In January 1968, Johnny Cash performed two shows at Folsom State Prison, resulting in a live album that was successful both as a piece of music, and as an historical artifact. It revitalized his career.
In 1973, Rosanne toured with her father. When she expressed ignorance of a number of songs that he was suggesting she sing, he wrote down a list of 100 essential country songs on a pad of legal size paper, and told her that this was her education.
In 2009, Rosanne released “The List,” an album containing some of the songs on that list which her father gave her so many years before.
And last night, Rosanne returned to Folsom, where she performed at the brand spanking new Three Stages theater on the campus of Folsom Lake College.

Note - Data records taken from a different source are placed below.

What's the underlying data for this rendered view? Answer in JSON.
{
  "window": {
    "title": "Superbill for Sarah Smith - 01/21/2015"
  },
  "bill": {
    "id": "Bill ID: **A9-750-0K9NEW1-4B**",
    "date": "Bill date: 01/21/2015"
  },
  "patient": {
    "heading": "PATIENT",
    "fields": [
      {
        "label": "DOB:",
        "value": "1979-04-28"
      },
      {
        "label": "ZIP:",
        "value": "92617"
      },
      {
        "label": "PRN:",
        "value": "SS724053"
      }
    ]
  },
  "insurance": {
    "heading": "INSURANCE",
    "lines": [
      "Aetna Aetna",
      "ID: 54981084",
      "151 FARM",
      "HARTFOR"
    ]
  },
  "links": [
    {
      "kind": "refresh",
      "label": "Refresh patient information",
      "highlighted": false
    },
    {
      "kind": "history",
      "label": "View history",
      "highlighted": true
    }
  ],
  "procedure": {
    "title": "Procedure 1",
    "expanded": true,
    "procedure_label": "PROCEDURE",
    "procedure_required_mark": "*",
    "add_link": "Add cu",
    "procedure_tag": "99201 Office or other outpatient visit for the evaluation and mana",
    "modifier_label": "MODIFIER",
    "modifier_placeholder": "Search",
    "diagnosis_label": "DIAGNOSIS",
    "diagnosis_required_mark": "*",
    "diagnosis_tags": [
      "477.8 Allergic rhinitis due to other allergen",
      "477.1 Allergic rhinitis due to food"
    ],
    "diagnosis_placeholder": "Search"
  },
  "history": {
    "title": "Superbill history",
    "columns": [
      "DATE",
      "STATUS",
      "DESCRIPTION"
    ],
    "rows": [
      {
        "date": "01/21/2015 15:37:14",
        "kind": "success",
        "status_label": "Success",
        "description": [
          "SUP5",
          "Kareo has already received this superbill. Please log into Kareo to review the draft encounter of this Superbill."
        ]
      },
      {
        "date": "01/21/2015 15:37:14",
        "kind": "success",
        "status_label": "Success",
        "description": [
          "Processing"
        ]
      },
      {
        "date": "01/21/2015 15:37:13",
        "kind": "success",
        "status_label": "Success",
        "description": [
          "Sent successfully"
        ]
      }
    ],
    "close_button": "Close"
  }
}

Performing in Folsom was obviously an emotional experience for Rosanne; she choked up on a couple of occasions during the show, once when she talked about having visited Folsom Prison that day, where she and her husband John Leventhal told stories and sang songs to some of the inmates.
I have a small confession to make – I was a big fan of Rosanne Cash for a long time before I became of big fan of Johnny Cash. That’s entirely on me – of course, I always enjoyed the JC songs that got played on the radio, like “Folsom Prison Blues” and “Ring of Fire” and “A Boy Named Sue” and “I Walk the Line.” But my musical tastes started to expand almost exactly at the time Rosanne hit the scene, with “Right or Wrong” in 1979. From the very start, it was apparent that her talent, her voice, and her songwriting acumen would result in a long-lasting career. And when “Seven Year Ache” hit the airwaves in 1981, I knew I’d be a fan for life. Someday I may get around to creating my own list of 100 essential songs, and there’s no doubt in my mind that “Seven Year Ache” will be on it.
Three Stages is an intimate venue, with a capacity of 850. That was the perfect setting for last night’s show, which featured Rosanne on vocals, guitar and piano, joined only by her husband John Leventhal on guitar, and by her daughter Chelsea Crowell on guitar and vocals. Because Rosanne is suffering from a “singer’s node,” she took a short break at one point, allowing Chelsea to take center stage and sing two of her own songs, plus a Carter Family chestnut.
But the night belonged to Rosanne, and if her voice cracked on one or two occasions, it only added to the character of the evening’s performance. The lion’s share of the songs came from “The List,” including “Motherless Child,” “Sea of Heartbreak” (with Leventhal playing “the role of Bruce Springsteen”), “500 Miles,” “Long Black Veil,” “Girl from the North Country,” and “Bury Me Under the Weeping Willow.” There were also four selections from “Black Cadillac,” “Runaway Train” by request, and of course, the immortal “Seven Year Ache.”
I should also compliment Leventhal, whose guitar playing was notable and impeccable, and quite impressive – the perfect accompaniment to Rosanne’s voice.
And in the end, I’m just a huge fan. Rosanne Cash has been in my personal pantheon for a long time. Being able to say that I heard her sing “Seven Year Ache” in person is one of the highlights of my music-listening life.